[meteorite-list] NASA Plots Mars Rover's Next Moves

From: Ron Baalke <baalke_at_meteoritecentral.com>
Date: Mon Jun 6 20:48:38 2005
Message-ID: <200506070047.j570lv815683_at_zagami.jpl.nasa.gov>

http://www.msnbc.msn.com/id/8119808/

NASA plots Mars rover's next moves

After freeing Opportunity, team plans for safer driving

By Alan Boyle
MSNBC
June 6, 2005

Like any car driver who has weathered a close call, the engineers
steering NASA's Opportunity rover on the Martian surface are already
sticking to safer driving techniques now that the six-wheeled robot has
broken free from a sand dune.

On Saturday, the science team reported that Opportunity
had popped out of the trench it had dug itself into more than a month
earlier.

"After a nerve-wracking month of hard work, the rover team is both
elated and relieved to finally see our wheels sitting on top of the sand
instead of half-buried in it," Jeffrey Biesadecki, a rover mobility
engineer at NASA's Jet Propulsion Laboratory in Pasadena, Calif., said
in a news release.

Team members gathered at a Sunday barbecue to celebrate the
breakthrough, and were back in their offices on Monday to plot out the
next moves.

The two top tasks are to study the characteristics of the troublesome
sand drift in Meridiani Planum and to develop safety-conscious
procedures for the road ahead, said Jim Erickson, rover project manager.

"In the event that we get into these kinds of drifts, we want to be able
to drive reliably," he told MSNBC.com Monday.

Planning Opportunity's itinerary

Opportunity will probably circle around - "gingerly," Erickson said -
and take a close look at the dune where it got stuck, using its
camera-equipped robotic arm as well as its thermal imager, which
apparently is back in working order after some earlier glitches.

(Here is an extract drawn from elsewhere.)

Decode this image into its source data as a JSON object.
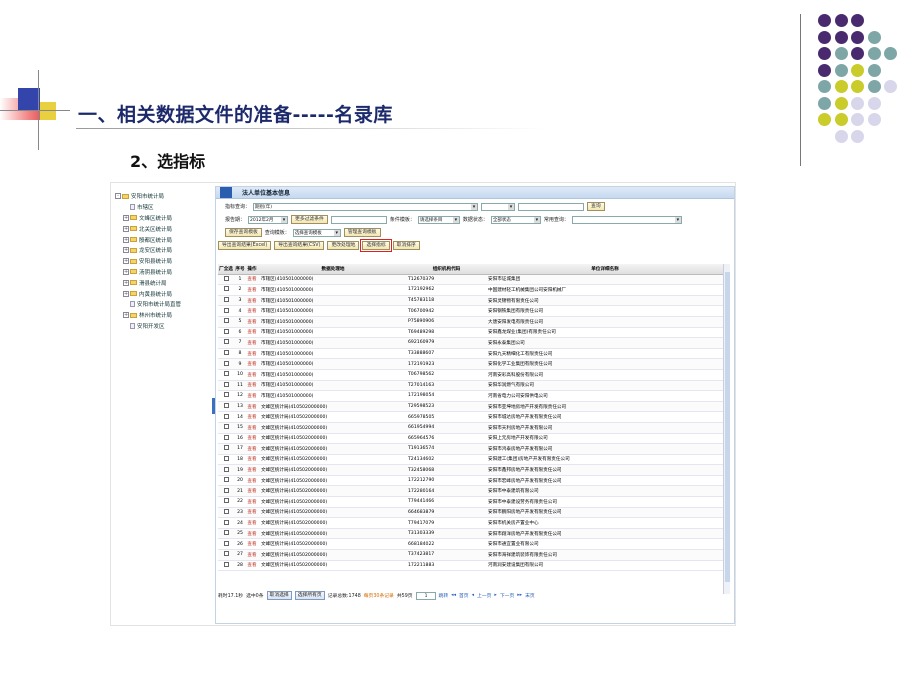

The mission team wants to figure out whether the rover became mired
because of the composition and the height of the dust in the dune, or
because it sank into crust that was thinner than usual, or because "the
topography just had a particular shape that gave us trouble driving on
it," Erickson said.

"We're probably not going to go very far. ... It depends on how paranoid
we are about approaching back to the area we just left," he said.

Planners are also considering a new type of zigzag driving to get across
the dune field, Erickson said. Opportunity would drive a short distance
in one direction, turn slightly to the right, verify that it won't get
stuck, then drive another short distance, turn to the left, and repeat.

"It'll take a lot longer to drive large distances," Erickson said. "With
this technique, we'll never break the 220-meter [single-day] record for
distance, but we don't want to."

The rover's next destination is a bright patch of ground to the south,
nicknamed Erebus Highway. Erickson and other rover team members hope
that the "highway" is a stretch of rocky material leading to a wide
crater also called Erebus.

"We're much more comfortable about driving on rocks," he said.

500-day mission

Erickson noted that Opportunity is approaching its 500th Martian day of
operations - and Spirit, its twin on the other side of the Red Planet,
already has passed the 500-day mark. Not bad, considering that the
rovers' "warranty period" ran out after 90 days.

The rover team has worked around glitches with a stuck heater and a
flaky steering motor actuator on Opportunity, as well as a balky drive
motor and a worn-down rock drill on Spirit. "So far we've always gotten
in and gotten out," Erickson said.

While the rover team was considering Opportunity's next moves, Spirit
was keeping busy investigating the geology of the Columbia Hills in
Gusev Crater. Cornell astronomer Steve Squyres, the principal
investigator for the rover missions, reported on Saturday that Spirit
had come across a nearby rock worthy of further investigation, nicknamed
Backstay.

"It's a loose rock, not bedrock, so it may be a piece of impact ejecta
from someplace far away," Squyres said in his mission update.

Even though the rovers already have sent back far more scientific data
than expected, the scientists and engineers at JPL are greedy for more -
and that's why the rover team worked through weekends and holidays to
get Opportunity moving again, Erickson said.

The original twin-rover mission cost $820 million, and mission
extensions have been budgeted at roughly $2.5 million per month. In
April, NASA gave the go-ahead for extensions to continue -
as far ahead as September 2006.

"We paid to get this vehicle to Mars," Erickson observed. "At some point
we will wear it out, and that's a good thing. Our goal in life is to
wear it out. But bad things happen on Mars. ... The dust storm season is
upon us, where you just might run out of time. Every day is precious."